Knowing the tumor stage of colon cancer helps us know the extent of tumor invasion in the body, guides our doctors to choose appropriate examinations, and arranges the best treatment for patients.
First of all, we need to understand that the colon is composed of four parts: the ascending colon, the transverse colon, the descending colon and the sigmoid colon, with a total length of about one meter.
Secondly, you must be familiar with the structure of the colon wall. The colon wall is composed of multiple layers of tissue. Tumors originate from the innermost layer that comes into contact with food. This layer is called the mucosal layer. The next layer is the submucosa, which is loose connective tissue. Contains a large number of mucus glands, blood and lymphatic vessels and nerves. The third layer after that is called the muscularis propria. The fourth layer outside the colon is called the serosal layer.
If left untreated, cancer cells can grow through the colon wall into the abdominal cavity and invade structures or organs outside the colon. Cancer cells can also break away from colon tumors and travel through lymph or blood to nearby lymph nodes.
Let's take a closer look at the composition of the American Joint Committee on Cancer (AJCC) TNM staging. T, N, and M are the core three elements, and their respective meanings are:
T (tumor): The extent of tumor invasion into the colon wall N (lymph nodes): Whether there is cancer metastasis in regional lymph nodes M (metastasis): Whether the tumor has spread to areas or organs outside the colon
Different combinations of numbers T, N and M represent a tumor stage. The TNM staging of colon cancer includes five stages: stage 0, stage I, stage II, stage III and stage IV.
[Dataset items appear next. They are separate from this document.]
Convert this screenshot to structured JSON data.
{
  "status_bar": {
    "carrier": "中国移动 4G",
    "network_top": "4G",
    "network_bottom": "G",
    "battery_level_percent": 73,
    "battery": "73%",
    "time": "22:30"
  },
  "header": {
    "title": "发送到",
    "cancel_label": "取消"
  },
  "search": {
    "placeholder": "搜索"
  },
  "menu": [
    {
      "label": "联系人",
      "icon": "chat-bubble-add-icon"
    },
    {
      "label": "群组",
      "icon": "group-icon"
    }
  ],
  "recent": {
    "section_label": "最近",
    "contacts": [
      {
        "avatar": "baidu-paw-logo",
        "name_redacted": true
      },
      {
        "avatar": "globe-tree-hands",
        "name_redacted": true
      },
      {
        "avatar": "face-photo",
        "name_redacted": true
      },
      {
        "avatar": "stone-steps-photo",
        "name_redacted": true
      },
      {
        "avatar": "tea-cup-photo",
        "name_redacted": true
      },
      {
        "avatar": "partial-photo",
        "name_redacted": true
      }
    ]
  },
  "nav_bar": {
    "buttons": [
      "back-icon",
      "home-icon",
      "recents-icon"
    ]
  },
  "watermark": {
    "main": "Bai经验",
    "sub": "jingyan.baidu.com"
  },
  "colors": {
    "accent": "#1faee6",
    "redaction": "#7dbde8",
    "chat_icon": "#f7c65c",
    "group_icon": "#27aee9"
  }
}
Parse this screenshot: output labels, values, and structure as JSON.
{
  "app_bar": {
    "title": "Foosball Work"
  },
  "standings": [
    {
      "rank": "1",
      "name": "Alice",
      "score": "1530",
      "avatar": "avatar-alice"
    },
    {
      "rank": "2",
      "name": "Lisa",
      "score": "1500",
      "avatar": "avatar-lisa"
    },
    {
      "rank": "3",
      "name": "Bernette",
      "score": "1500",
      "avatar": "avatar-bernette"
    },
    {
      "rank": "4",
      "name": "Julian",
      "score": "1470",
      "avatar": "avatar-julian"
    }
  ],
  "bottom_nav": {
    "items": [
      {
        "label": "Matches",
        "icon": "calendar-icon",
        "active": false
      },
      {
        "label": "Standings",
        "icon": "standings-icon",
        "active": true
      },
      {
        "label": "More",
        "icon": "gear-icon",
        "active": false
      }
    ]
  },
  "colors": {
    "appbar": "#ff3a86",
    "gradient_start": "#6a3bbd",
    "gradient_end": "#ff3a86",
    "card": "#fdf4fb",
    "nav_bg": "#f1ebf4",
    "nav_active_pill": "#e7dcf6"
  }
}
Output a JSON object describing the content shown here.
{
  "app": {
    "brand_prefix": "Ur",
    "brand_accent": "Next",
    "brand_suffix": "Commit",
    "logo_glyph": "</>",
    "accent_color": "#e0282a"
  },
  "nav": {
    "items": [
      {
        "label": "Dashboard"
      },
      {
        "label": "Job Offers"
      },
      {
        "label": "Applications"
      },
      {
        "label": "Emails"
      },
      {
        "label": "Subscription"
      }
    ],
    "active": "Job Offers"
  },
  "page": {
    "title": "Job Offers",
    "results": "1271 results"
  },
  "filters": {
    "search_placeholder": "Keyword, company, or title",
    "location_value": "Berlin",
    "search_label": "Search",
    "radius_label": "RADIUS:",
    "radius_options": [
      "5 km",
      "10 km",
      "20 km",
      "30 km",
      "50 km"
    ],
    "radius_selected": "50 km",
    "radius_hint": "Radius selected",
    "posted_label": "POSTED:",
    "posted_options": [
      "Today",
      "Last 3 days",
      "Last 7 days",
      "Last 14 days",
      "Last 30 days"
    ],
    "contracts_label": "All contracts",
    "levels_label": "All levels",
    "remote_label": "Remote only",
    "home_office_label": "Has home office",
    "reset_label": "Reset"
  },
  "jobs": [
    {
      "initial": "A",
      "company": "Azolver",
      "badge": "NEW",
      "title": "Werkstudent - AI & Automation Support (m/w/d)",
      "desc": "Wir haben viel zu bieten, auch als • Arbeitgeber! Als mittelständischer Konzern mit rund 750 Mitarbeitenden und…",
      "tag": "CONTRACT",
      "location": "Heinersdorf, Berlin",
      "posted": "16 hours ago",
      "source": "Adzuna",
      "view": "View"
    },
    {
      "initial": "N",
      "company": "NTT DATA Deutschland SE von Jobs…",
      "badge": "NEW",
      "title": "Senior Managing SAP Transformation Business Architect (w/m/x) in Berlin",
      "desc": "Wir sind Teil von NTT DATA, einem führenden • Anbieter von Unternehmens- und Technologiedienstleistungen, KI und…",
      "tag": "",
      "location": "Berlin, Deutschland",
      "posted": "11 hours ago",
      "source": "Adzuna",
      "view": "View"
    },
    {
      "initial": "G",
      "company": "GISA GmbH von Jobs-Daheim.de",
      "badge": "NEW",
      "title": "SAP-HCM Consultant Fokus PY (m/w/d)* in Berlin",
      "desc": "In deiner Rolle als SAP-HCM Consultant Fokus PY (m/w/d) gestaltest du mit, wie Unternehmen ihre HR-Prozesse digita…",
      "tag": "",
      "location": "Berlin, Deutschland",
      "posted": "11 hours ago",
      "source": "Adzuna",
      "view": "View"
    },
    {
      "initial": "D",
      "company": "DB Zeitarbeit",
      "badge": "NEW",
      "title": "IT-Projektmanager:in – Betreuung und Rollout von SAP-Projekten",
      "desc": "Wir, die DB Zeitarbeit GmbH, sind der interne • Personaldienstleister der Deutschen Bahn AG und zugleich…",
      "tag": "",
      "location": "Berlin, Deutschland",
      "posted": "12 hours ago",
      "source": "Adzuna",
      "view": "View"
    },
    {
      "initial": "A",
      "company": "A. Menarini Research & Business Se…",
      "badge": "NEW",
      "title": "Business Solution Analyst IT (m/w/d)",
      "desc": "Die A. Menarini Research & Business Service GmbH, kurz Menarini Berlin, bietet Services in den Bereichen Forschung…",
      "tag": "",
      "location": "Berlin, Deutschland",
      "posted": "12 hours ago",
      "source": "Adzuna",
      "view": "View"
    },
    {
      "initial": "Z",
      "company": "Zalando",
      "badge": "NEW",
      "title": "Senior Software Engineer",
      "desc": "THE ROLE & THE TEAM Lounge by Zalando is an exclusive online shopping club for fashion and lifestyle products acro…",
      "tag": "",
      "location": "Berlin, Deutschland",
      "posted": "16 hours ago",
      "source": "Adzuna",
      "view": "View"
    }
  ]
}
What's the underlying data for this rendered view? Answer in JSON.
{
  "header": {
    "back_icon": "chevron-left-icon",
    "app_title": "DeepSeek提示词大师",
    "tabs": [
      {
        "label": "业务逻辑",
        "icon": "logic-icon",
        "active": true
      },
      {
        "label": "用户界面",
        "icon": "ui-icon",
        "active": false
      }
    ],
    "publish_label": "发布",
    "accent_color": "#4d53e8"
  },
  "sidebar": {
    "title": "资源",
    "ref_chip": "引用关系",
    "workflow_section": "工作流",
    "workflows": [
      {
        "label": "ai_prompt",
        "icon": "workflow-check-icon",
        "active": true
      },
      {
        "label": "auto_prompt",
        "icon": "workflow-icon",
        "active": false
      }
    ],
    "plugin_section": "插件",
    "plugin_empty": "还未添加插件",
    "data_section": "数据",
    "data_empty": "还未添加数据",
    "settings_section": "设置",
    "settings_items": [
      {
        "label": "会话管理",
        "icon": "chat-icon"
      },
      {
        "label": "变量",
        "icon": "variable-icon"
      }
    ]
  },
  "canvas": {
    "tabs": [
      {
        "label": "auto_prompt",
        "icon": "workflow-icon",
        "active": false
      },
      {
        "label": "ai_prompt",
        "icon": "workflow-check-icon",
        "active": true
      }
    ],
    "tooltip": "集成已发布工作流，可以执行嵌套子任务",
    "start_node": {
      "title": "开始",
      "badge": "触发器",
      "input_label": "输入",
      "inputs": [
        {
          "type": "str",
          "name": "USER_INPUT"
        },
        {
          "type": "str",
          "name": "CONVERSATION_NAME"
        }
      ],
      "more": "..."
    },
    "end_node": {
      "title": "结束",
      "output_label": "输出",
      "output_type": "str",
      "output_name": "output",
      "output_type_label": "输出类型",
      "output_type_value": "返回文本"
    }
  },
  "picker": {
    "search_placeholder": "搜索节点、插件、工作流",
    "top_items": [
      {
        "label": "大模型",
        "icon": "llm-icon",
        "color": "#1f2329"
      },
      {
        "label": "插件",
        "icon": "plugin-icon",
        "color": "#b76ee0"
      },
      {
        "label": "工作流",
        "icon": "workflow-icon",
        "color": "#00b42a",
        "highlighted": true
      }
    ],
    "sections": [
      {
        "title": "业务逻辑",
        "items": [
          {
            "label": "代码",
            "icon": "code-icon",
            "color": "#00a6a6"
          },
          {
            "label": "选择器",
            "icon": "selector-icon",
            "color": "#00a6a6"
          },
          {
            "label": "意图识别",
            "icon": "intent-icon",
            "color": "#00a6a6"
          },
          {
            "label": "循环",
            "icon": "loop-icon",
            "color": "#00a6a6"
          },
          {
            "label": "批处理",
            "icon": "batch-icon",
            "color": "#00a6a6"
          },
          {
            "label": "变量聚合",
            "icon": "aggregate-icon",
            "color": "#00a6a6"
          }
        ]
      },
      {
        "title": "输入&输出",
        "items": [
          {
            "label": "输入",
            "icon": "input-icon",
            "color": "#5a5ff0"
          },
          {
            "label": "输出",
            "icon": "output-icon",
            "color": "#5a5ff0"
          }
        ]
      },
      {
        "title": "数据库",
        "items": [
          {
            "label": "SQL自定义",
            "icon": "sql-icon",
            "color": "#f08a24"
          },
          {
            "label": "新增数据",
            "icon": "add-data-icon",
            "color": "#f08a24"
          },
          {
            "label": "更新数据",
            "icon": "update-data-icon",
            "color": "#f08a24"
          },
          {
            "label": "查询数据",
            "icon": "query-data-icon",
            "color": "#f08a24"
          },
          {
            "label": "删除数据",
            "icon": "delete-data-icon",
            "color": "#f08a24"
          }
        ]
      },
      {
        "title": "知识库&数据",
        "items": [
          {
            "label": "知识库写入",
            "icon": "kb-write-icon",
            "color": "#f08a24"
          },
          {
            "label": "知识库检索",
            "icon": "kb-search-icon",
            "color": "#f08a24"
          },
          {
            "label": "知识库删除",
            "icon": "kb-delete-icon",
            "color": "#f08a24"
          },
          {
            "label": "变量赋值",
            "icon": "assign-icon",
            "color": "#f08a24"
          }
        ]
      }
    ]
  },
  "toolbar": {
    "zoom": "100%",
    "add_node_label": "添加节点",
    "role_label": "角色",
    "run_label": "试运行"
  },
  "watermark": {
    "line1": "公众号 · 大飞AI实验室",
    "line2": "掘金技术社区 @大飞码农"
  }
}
Stage 0 (TisN0M0): The cancer cells are still limited to the colon mucosa and have not reached the submucosa, also known as colon cancer in situ. At this stage, simple endoscopic resection can often be effectively treated, and the chance of recurrence is small. Stage I (T1- 2N0M0): The tumor invades the second layer (submucosa) or the third layer (muscular layer) of the colon wall. At this stage, chemotherapy is not required after radical surgery, and regular review is enough. The 5-year survival rate (cure rate) is about 75% .
Stage II (T3-4N0M0): The tumor invades or exceeds the fourth layer of the colon wall (serosal layer). At this stage, a comprehensive consideration is given to whether to give postoperative chemotherapy based on the postoperative genetic status and the presence of high-risk factors. 5-year survival rate Between 40-65%.
Stage III (any T, N1-2M0): The tumor has spread from the colon to nearby lymph nodes, or the tumor has deposited in the fat tissue around the colon to form cancer nodules. At this stage, postoperative adjuvant chemotherapy can clearly reduce the risk of recurrence, and general surgery It starts about 3 weeks after treatment and lasts for half a year.
The 5-year survival rate fluctuates between 30-70%. Stage IV (any T, any N, M1): The cancer has spread to areas outside the colon and nearby lymph nodes. Colon cancer is the most common It often spreads to the liver and lungs. At this time, surgical resection is often difficult, and the main treatment methods are chemotherapy and targeted therapy. The purpose is to prolong the patient's survival time, relieve painful symptoms, and improve the quality of life.